A one-week overnight session has reduced labeling risk compared to a month-long session — there are fewer communal laundry cycles, less time for items to migrate, and less accumulated mixing in shared spaces. For a one-week overnight session, focus on iron-on for all clothing (communal laundry still happens), labels on both shoes of every pair, water bottle and lid, and any specialty gear (instrument case, sports bag). Bedding labeling is still worth doing even for one week — it takes 30 minutes and prevents end-of-session confusion. You can scale back on the full toiletry labeling system for a single week.
Is there any item that doesn't need a label regardless of camp type?
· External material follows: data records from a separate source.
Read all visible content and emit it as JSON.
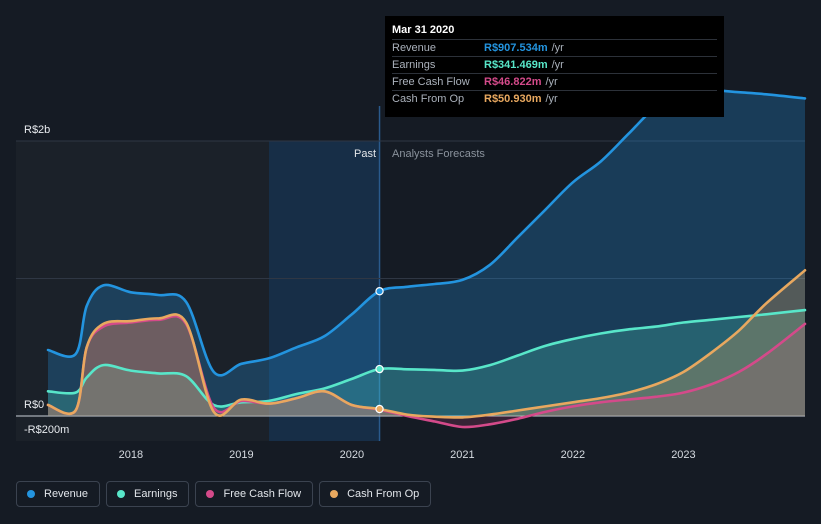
{
  "chart_data": {
    "type": "area",
    "title": "",
    "xlabel": "",
    "ylabel": "",
    "x_ticks": [
      "2018",
      "2019",
      "2020",
      "2021",
      "2022",
      "2023"
    ],
    "x_tick_values": [
      2018,
      2019,
      2020,
      2021,
      2022,
      2023
    ],
    "xlim": [
      2017.25,
      2024.1
    ],
    "ylim": [
      -200,
      2000
    ],
    "y_axis_labels": [
      {
        "value": 2000,
        "label": "R$2b"
      },
      {
        "value": 0,
        "label": "R$0"
      },
      {
        "value": -200,
        "label": "-R$200m"
      }
    ],
    "gridlines": [
      2000,
      1000,
      0
    ],
    "past_label": "Past",
    "forecast_label": "Analysts Forecasts",
    "divider_x": 2020.25,
    "past_highlight_start": 2019.25,
    "series": [
      {
        "name": "Revenue",
        "color": "#2394df",
        "x": [
          2017.25,
          2017.5,
          2017.6,
          2017.75,
          2018.0,
          2018.25,
          2018.5,
          2018.75,
          2019.0,
          2019.25,
          2019.5,
          2019.75,
          2020.0,
          2020.25,
          2020.5,
          2020.75,
          2021.0,
          2021.25,
          2021.5,
          2021.75,
          2022.0,
          2022.25,
          2022.5,
          2022.75,
          2023.0,
          2023.25,
          2023.5,
          2023.75,
          2024.1
        ],
        "values": [
          480,
          450,
          800,
          950,
          900,
          880,
          830,
          320,
          380,
          420,
          500,
          580,
          740,
          907.534,
          940,
          960,
          990,
          1100,
          1300,
          1500,
          1700,
          1850,
          2050,
          2250,
          2370,
          2370,
          2355,
          2340,
          2310
        ]
      },
      {
        "name": "Earnings",
        "color": "#58e6c9",
        "x": [
          2017.25,
          2017.5,
          2017.6,
          2017.75,
          2018.0,
          2018.25,
          2018.5,
          2018.75,
          2019.0,
          2019.25,
          2019.5,
          2019.75,
          2020.0,
          2020.25,
          2020.5,
          2020.75,
          2021.0,
          2021.25,
          2021.5,
          2021.75,
          2022.0,
          2022.25,
          2022.5,
          2022.75,
          2023.0,
          2023.25,
          2023.5,
          2023.75,
          2024.1
        ],
        "values": [
          180,
          170,
          280,
          370,
          330,
          310,
          290,
          80,
          100,
          110,
          160,
          200,
          270,
          341.469,
          340,
          335,
          330,
          370,
          440,
          510,
          560,
          600,
          630,
          650,
          680,
          700,
          720,
          740,
          770
        ]
      },
      {
        "name": "Free Cash Flow",
        "color": "#d44a8a",
        "x": [
          2017.25,
          2017.5,
          2017.6,
          2017.75,
          2018.0,
          2018.25,
          2018.5,
          2018.75,
          2019.0,
          2019.25,
          2019.5,
          2019.75,
          2020.0,
          2020.25,
          2020.5,
          2020.75,
          2021.0,
          2021.25,
          2021.5,
          2021.75,
          2022.0,
          2022.25,
          2022.5,
          2022.75,
          2023.0,
          2023.25,
          2023.5,
          2023.75,
          2024.1
        ],
        "values": [
          80,
          40,
          500,
          650,
          680,
          700,
          670,
          60,
          110,
          90,
          130,
          180,
          80,
          46.822,
          0,
          -40,
          -80,
          -60,
          -20,
          30,
          70,
          100,
          120,
          140,
          170,
          230,
          320,
          450,
          670
        ]
      },
      {
        "name": "Cash From Op",
        "color": "#e8a85f",
        "x": [
          2017.25,
          2017.5,
          2017.6,
          2017.75,
          2018.0,
          2018.25,
          2018.5,
          2018.75,
          2019.0,
          2019.25,
          2019.5,
          2019.75,
          2020.0,
          2020.25,
          2020.5,
          2020.75,
          2021.0,
          2021.25,
          2021.5,
          2021.75,
          2022.0,
          2022.25,
          2022.5,
          2022.75,
          2023.0,
          2023.25,
          2023.5,
          2023.75,
          2024.1
        ],
        "values": [
          80,
          40,
          500,
          670,
          690,
          710,
          680,
          30,
          120,
          90,
          130,
          180,
          80,
          50.93,
          10,
          -5,
          -10,
          10,
          40,
          70,
          100,
          130,
          170,
          230,
          320,
          460,
          620,
          820,
          1060
        ]
      }
    ],
    "tooltip": {
      "date": "Mar 31 2020",
      "unit": "/yr",
      "rows": [
        {
          "name": "Revenue",
          "value": "R$907.534m",
          "color": "#2394df"
        },
        {
          "name": "Earnings",
          "value": "R$341.469m",
          "color": "#58e6c9"
        },
        {
          "name": "Free Cash Flow",
          "value": "R$46.822m",
          "color": "#d44a8a"
        },
        {
          "name": "Cash From Op",
          "value": "R$50.930m",
          "color": "#e8a85f"
        }
      ]
    }
  },
  "legend": [
    {
      "label": "Revenue",
      "color": "#2394df"
    },
    {
      "label": "Earnings",
      "color": "#58e6c9"
    },
    {
      "label": "Free Cash Flow",
      "color": "#d44a8a"
    },
    {
      "label": "Cash From Op",
      "color": "#e8a85f"
    }
  ]
}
Items that are highly distinctive in appearance and only ever used by your child don't carry the same loss risk as identical-looking items in a shared space. A very unusual piece of equipment with a distinctive color or design may not need a label in the same way a white athletic sock does. But the honest answer is that the cost of a label is so low — in time and money — compared to the cost of losing any individual item that the practical advice is always to label everything that leaves your house going to camp. The question "does this really need a label?" almost always resolves to yes when weighed against the alternative.
My child goes to both day camp in June and overnight camp in August. Do I need two separate labeling setups?
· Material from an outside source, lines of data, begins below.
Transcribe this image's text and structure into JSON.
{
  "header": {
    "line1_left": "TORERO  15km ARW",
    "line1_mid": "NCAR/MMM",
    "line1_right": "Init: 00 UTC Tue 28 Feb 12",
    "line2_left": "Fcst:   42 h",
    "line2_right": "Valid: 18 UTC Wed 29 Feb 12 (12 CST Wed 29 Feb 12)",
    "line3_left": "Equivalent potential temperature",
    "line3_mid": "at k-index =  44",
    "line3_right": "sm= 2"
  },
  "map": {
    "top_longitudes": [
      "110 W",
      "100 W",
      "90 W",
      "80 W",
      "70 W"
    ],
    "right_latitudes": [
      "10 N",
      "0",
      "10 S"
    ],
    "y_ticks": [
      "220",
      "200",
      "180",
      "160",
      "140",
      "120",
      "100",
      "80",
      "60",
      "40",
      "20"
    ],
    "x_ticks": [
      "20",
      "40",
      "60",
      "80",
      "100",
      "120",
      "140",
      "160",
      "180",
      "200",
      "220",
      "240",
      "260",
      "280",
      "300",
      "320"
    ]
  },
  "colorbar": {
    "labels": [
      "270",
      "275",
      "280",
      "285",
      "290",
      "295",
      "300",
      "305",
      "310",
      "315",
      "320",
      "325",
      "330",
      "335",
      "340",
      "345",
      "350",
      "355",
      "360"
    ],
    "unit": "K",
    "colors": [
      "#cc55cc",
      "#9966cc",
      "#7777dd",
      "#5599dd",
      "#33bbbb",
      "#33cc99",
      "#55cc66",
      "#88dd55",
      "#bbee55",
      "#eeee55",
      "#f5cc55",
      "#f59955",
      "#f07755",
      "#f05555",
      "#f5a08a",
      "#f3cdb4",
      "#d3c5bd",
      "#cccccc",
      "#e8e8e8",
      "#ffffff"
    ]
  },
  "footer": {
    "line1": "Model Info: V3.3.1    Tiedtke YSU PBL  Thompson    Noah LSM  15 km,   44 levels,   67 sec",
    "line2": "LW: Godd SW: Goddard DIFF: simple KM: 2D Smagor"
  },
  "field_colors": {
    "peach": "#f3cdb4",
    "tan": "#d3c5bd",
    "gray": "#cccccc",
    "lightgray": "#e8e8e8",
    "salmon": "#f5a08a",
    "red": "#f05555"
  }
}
Not exactly — but you'll want to think through the label type choice at the start of summer. If you use stick-on labels on care tags for June day camp with the intention of using the same clothing for August overnight camp, you'll need to either re-label with iron-on before overnight camp or use iron-on from the start on the items that will make both trips. Iron-on labels work equally well in home laundry and institutional laundry — so labeling everything with iron-on at the start of summer is the simplest approach if your child's clothing will go to both environments. Stick-on for day camp only items that won't go to overnight camp is fine.